Mettre la ques­tion de la vio­lence au pre­mier plan per­met de mas­quer les véri­tables pro­blé­ma­tiques qui font le coeur de la lutte pour la jus­tice. Le même pro­ces­sus a été uti­li­sé pen­dant la lutte anti-apar­theid en Afrique du Sud. Il est inté­res­sant de noter que Nel­son Man­de­la, qui a été sanc­ti­fié comme un des plus grands défen­seurs de la paix de notre ère, figu­rait sur la liste des ter­ro­ristes des États-Unis jus­qu’en 2008. Les vraies pro­blé­ma­tiques de la lutte pales­ti­nienne pour la liber­té et l’au­to-déter­mi­na­tion sont ren­dues invi­sibles par ceux qui, usant du ter­ro­risme, portent la résis­tance pales­ti­nienne au même niveau d’hor­reur que l’a­par­theid israélien.

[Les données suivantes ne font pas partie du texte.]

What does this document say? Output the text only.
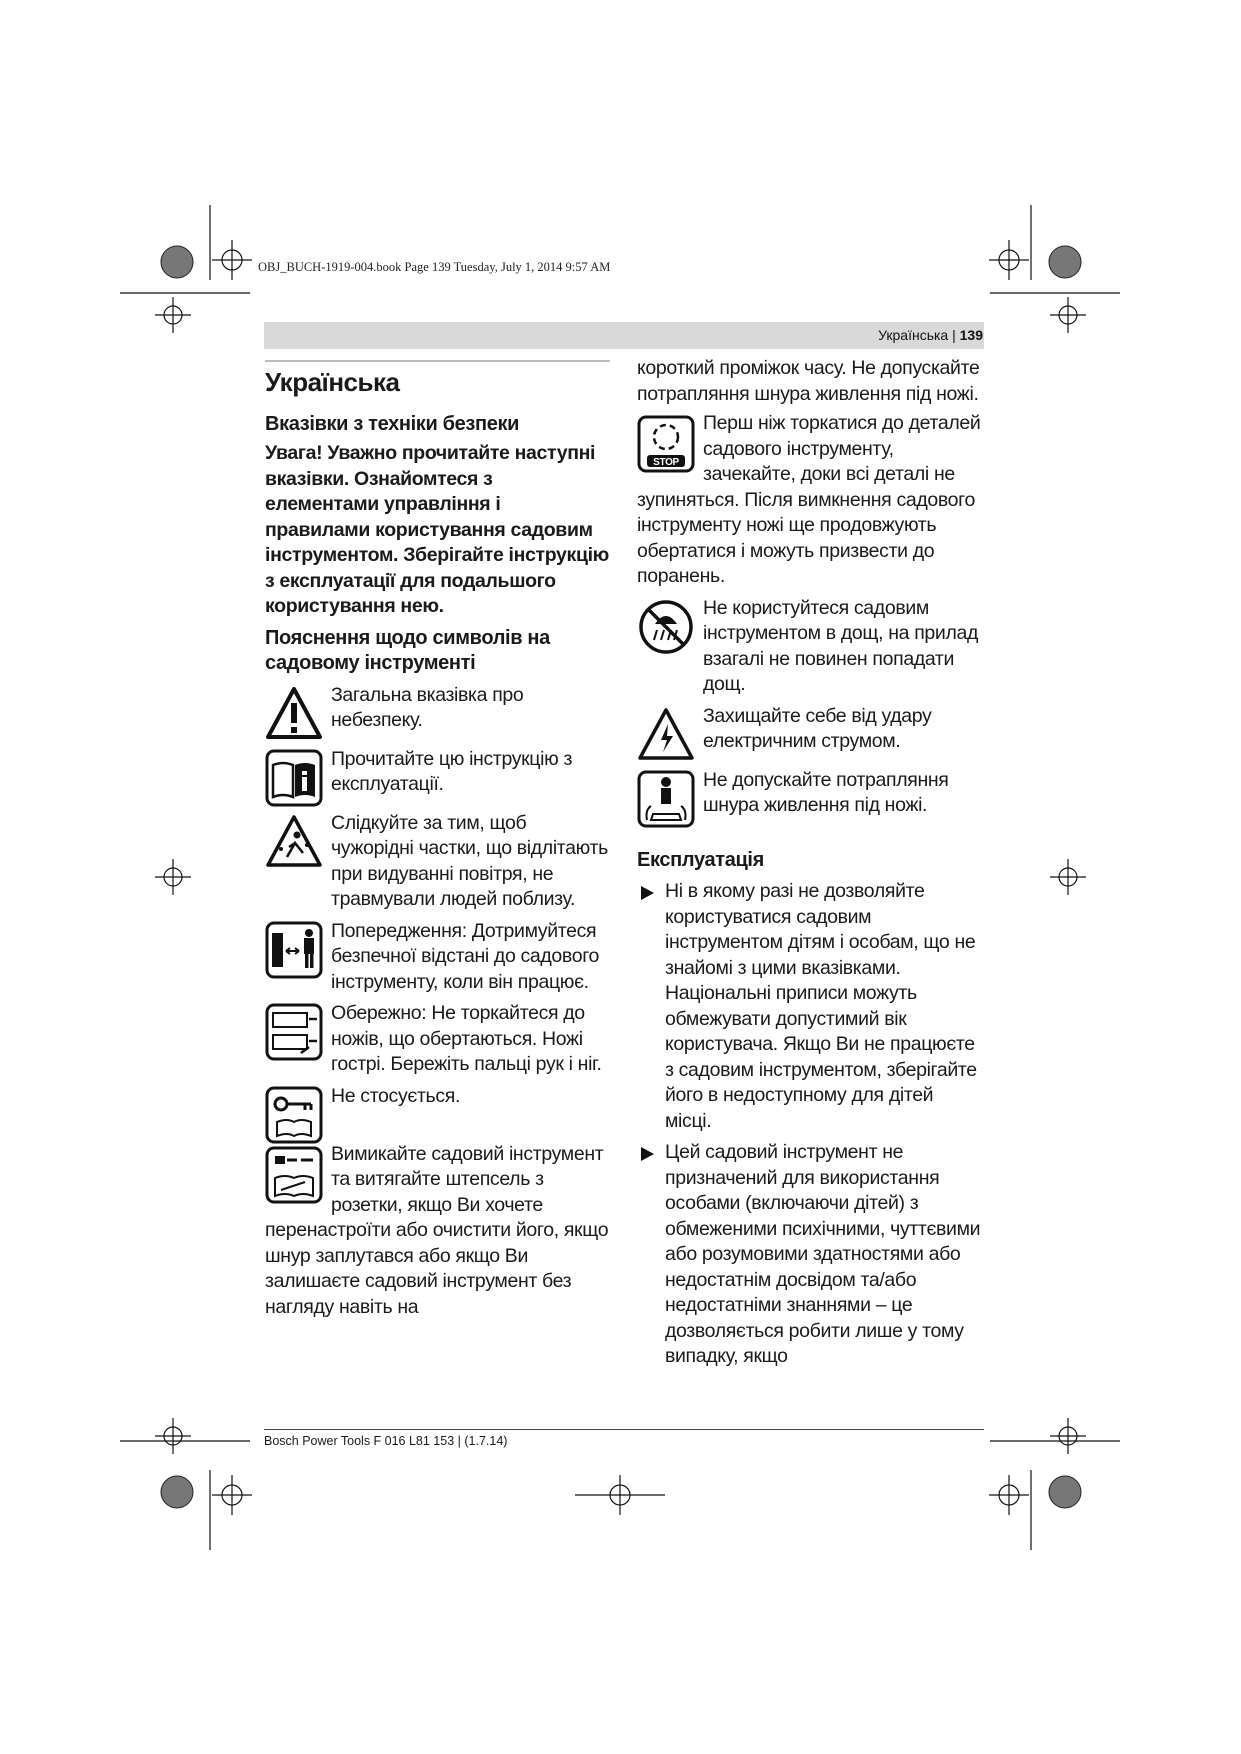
OBJ_BUCH-1919-004.book Page 139 Tuesday, July 1, 2014 9:57 AM
Українська | 139
Українська
Вказівки з техніки безпеки
Увага! Уважно прочитайте наступні вказівки. Ознайомтеся з елементами управління і правилами користування садовим інструментом. Зберігайте інструкцію з експлуатації для подальшого користування нею.
Пояснення щодо символів на садовому інструменті
Загальна вказівка про небезпеку.
Прочитайте цю інструкцію з експлуатації.
Слідкуйте за тим, щоб чужорідні частки, що відлітають при видуванні повітря, не травмували людей поблизу.
Попередження: Дотримуйтеся безпечної відстані до садового інструменту, коли він працює.
Обережно: Не торкайтеся до ножів, що обертаються. Ножі гострі. Бережіть пальці рук і ніг.
Не стосується.
Вимикайте садовий інструмент та витягайте штепсель з розетки, якщо Ви хочете перенастроїти або очистити його, якщо шнур заплутався або якщо Ви залишаєте садовий інструмент без нагляду навіть на
короткий проміжок часу. Не допускайте потрапляння шнура живлення під ножі.
STOP
Перш ніж торкатися до деталей садового інструменту, зачекайте, доки всі деталі не зупиняться. Після вимкнення садового інструменту ножі ще продовжують обертатися і можуть призвести до поранень.
Не користуйтеся садовим інструментом в дощ, на прилад взагалі не повинен попадати дощ.
Захищайте себе від удару електричним струмом.
Не допускайте потрапляння шнура живлення під ножі.
Експлуатація
Ні в якому разі не дозволяйте користуватися садовим інструментом дітям і особам, що не знайомі з цими вказівками. Національні приписи можуть обмежувати допустимий вік користувача. Якщо Ви не працюєте з садовим інструментом, зберігайте його в недоступному для дітей місці.
Цей садовий інструмент не призначений для використання особами (включаючи дітей) з обмеженими психічними, чуттєвими або розумовими здатностями або недостатнім досвідом та/або недостатніми знаннями – це дозволяється робити лише у тому випадку, якщо
Bosch Power Tools F 016 L81 153 | (1.7.14)
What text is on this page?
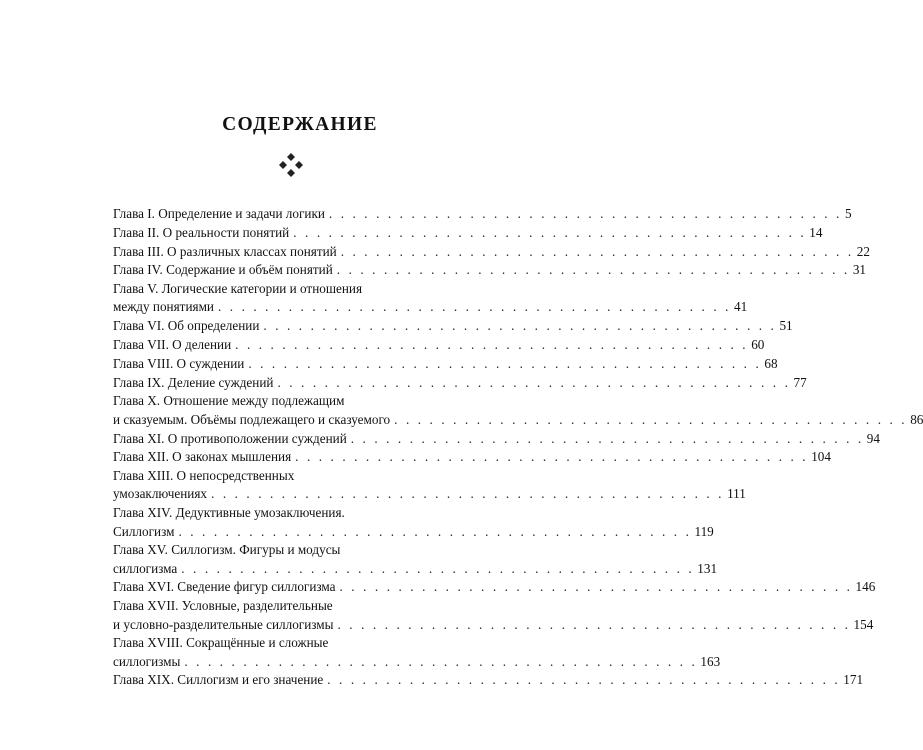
СОДЕРЖАНИЕ
Глава I. Определение и задачи логики . . . . . . . . . . . . . . . . . . . . . . . . . . . . . . . . . . . . . . . . . . . . 5
Глава II. О реальности понятий . . . . . . . . . . . . . . . . . . . . . . . . . . . . . . . . . . . . . . . . . . . . 14
Глава III. О различных классах понятий . . . . . . . . . . . . . . . . . . . . . . . . . . . . . . . . . . . . . . . . . . . . 22
Глава IV. Содержание и объём понятий . . . . . . . . . . . . . . . . . . . . . . . . . . . . . . . . . . . . . . . . . . . . 31
Глава V. Логические категории и отношения
между понятиями . . . . . . . . . . . . . . . . . . . . . . . . . . . . . . . . . . . . . . . . . . . . 41
Глава VI. Об определении . . . . . . . . . . . . . . . . . . . . . . . . . . . . . . . . . . . . . . . . . . . . 51
Глава VII. О делении . . . . . . . . . . . . . . . . . . . . . . . . . . . . . . . . . . . . . . . . . . . . 60
Глава VIII. О суждении . . . . . . . . . . . . . . . . . . . . . . . . . . . . . . . . . . . . . . . . . . . . 68
Глава IX. Деление суждений . . . . . . . . . . . . . . . . . . . . . . . . . . . . . . . . . . . . . . . . . . . . 77
Глава X. Отношение между подлежащим
и сказуемым. Объёмы подлежащего и сказуемого . . . . . . . . . . . . . . . . . . . . . . . . . . . . . . . . . . . . . . . . . . . . 86
Глава XI. О противоположении суждений . . . . . . . . . . . . . . . . . . . . . . . . . . . . . . . . . . . . . . . . . . . . 94
Глава XII. О законах мышления . . . . . . . . . . . . . . . . . . . . . . . . . . . . . . . . . . . . . . . . . . . . 104
Глава XIII. О непосредственных
умозаключениях . . . . . . . . . . . . . . . . . . . . . . . . . . . . . . . . . . . . . . . . . . . . 111
Глава XIV. Дедуктивные умозаключения.
Силлогизм . . . . . . . . . . . . . . . . . . . . . . . . . . . . . . . . . . . . . . . . . . . . 119
Глава XV. Силлогизм. Фигуры и модусы
силлогизма . . . . . . . . . . . . . . . . . . . . . . . . . . . . . . . . . . . . . . . . . . . . 131
Глава XVI. Сведение фигур силлогизма . . . . . . . . . . . . . . . . . . . . . . . . . . . . . . . . . . . . . . . . . . . . 146
Глава XVII. Условные, разделительные
и условно-разделительные силлогизмы . . . . . . . . . . . . . . . . . . . . . . . . . . . . . . . . . . . . . . . . . . . . 154
Глава XVIII. Сокращённые и сложные
силлогизмы . . . . . . . . . . . . . . . . . . . . . . . . . . . . . . . . . . . . . . . . . . . . 163
Глава XIX. Силлогизм и его значение . . . . . . . . . . . . . . . . . . . . . . . . . . . . . . . . . . . . . . . . . . . . 171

À quand remonte votre der­nière visite en Pales­tine ? Quelle impres­sion vous a‑t-elle laissée ?

J’y suis allée en juin 2011 avec un groupe d’In­diens d’A­mé­rique et de femmes de cou­leur, uni­ver­si­taires et acti­vistes. La délé­ga­tion comp­tait des femmes qui avaient gran­di sous le régime d’a­par­theid en Afrique du Sud, dans le sud des États-Unis sous les lois Jim Crow et dans les réserves indiennes. Bien que nous étions déjà tous enga­gés dans le mou­ve­ment pour la jus­tice en Pales­tine, nous avons été pro­fon­dé­ment cho­qués par ce que nous avons vu et avons déci­dé d’en­cou­ra­ger nos dif­fé­rents groupes à rejoindre le mou­ve­ment BDS et à inten­si­fier la cam­pagne de lutte pour une Pales­tine libre. Cer­tains d’entre nous ont plus récem­ment réus­si à faire pas­ser une réso­lu­tion exhor­tant l’A­me­ri­can Stu­dies Asso­cia­tion à par­ti­ci­per au boy­cott aca­dé­mique et cultu­rel d’Is­raël. D’autres ont œuvré pour le pas­sage d’une réso­lu­tion par la Modern Lan­guage Asso­cia­tion visant à cen­su­rer Israël pour avoir refu­sé l’en­trée en Cis­jor­da­nie à des uni­ver­si­taires qui vou­laient faire des recherches et dis­pen­ser des cours dans des uni­ver­si­tés palestiniennes.

Il existe de nom­breux moyens de résis­tance pour les popu­la­tions oppri­mées — la loi inter­na­tio­nale sti­pu­lant même qu’il est pos­sible de résis­ter par la lutte armée. Aujourd’hui, le mou­ve­ment de soli­da­ri­té pales­tien a pris le che­min de la résis­tance non-vio­lente. Est-ce, selon vous, la bonne route ?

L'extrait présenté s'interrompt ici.